In turn, Hrayr Aslanyan, Deputy Executive Director and Fund Manager at Amundi ACBA Asset Management, noted that a week before the start of the war in Ukraine in 2022, after three years of working with the European Bank for Reconstruction and Development (EBRD), a deal was concluded to implement a hedging instrument to protect pension funds from exchange rate fluctuations. "A week before the war, no one expected the dram to strengthen so much against the dollar. We saw the significant impact that exchange rates can have on pension funds. The deal was not very large - $7 million, but our funds managed to save money.I would like it to be larger, but this is the first deal," he said, adding that other similar deals followed, in particular with the National Mortgage Company.

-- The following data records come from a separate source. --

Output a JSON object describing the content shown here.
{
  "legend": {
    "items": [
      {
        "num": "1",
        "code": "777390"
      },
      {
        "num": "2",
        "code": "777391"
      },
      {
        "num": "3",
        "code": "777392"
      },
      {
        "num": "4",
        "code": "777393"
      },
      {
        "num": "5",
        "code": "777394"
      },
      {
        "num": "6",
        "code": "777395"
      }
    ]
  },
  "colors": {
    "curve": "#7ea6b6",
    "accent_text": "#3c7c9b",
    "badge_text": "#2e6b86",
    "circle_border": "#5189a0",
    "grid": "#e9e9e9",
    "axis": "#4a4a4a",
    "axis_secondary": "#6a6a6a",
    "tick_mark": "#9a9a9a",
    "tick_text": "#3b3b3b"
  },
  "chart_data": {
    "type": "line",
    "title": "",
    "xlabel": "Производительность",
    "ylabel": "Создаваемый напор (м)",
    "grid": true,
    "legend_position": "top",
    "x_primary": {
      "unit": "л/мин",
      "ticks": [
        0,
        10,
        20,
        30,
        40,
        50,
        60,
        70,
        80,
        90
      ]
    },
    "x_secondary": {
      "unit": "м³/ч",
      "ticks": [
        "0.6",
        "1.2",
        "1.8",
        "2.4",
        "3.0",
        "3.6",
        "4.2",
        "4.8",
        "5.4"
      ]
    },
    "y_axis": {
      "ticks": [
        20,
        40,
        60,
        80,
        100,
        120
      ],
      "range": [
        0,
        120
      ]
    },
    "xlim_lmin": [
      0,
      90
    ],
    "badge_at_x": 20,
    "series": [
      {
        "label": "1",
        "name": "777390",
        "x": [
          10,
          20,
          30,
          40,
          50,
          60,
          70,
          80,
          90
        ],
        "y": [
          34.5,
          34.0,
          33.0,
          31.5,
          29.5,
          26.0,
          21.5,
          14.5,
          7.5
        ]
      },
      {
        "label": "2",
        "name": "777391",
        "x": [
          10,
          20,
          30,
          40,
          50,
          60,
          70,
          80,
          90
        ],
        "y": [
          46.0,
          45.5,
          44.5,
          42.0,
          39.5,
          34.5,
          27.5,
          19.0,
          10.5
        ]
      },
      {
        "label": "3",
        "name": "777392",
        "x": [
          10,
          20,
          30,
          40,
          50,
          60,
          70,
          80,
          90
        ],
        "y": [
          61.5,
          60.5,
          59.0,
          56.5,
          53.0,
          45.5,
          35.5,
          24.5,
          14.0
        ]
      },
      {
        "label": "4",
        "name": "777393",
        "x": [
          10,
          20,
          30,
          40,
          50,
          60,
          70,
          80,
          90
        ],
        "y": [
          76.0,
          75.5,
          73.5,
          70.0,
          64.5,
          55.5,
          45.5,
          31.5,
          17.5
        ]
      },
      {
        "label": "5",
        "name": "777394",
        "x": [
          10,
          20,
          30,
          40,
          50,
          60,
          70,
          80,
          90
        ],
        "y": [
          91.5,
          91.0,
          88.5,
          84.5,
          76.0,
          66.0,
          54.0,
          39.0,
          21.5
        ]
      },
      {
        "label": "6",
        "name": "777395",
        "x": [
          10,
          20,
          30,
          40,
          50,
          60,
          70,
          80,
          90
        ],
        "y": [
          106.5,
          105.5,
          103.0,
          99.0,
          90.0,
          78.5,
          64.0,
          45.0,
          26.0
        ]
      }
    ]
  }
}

Regarding the capital market, Aslanyan noted that certain developments have been observed over the past few years. In this regard, he noted that several companies have already issued bonds. "I hope that the number of stock and bond issuers will increase, and it will be possible to more effectively manage pension fund investments. We have committed to developing these processes, and from 2014 to this day, we have introduced several innovations to the market that have contributed to increased management efficiency and the diversification of real investments," he concluded.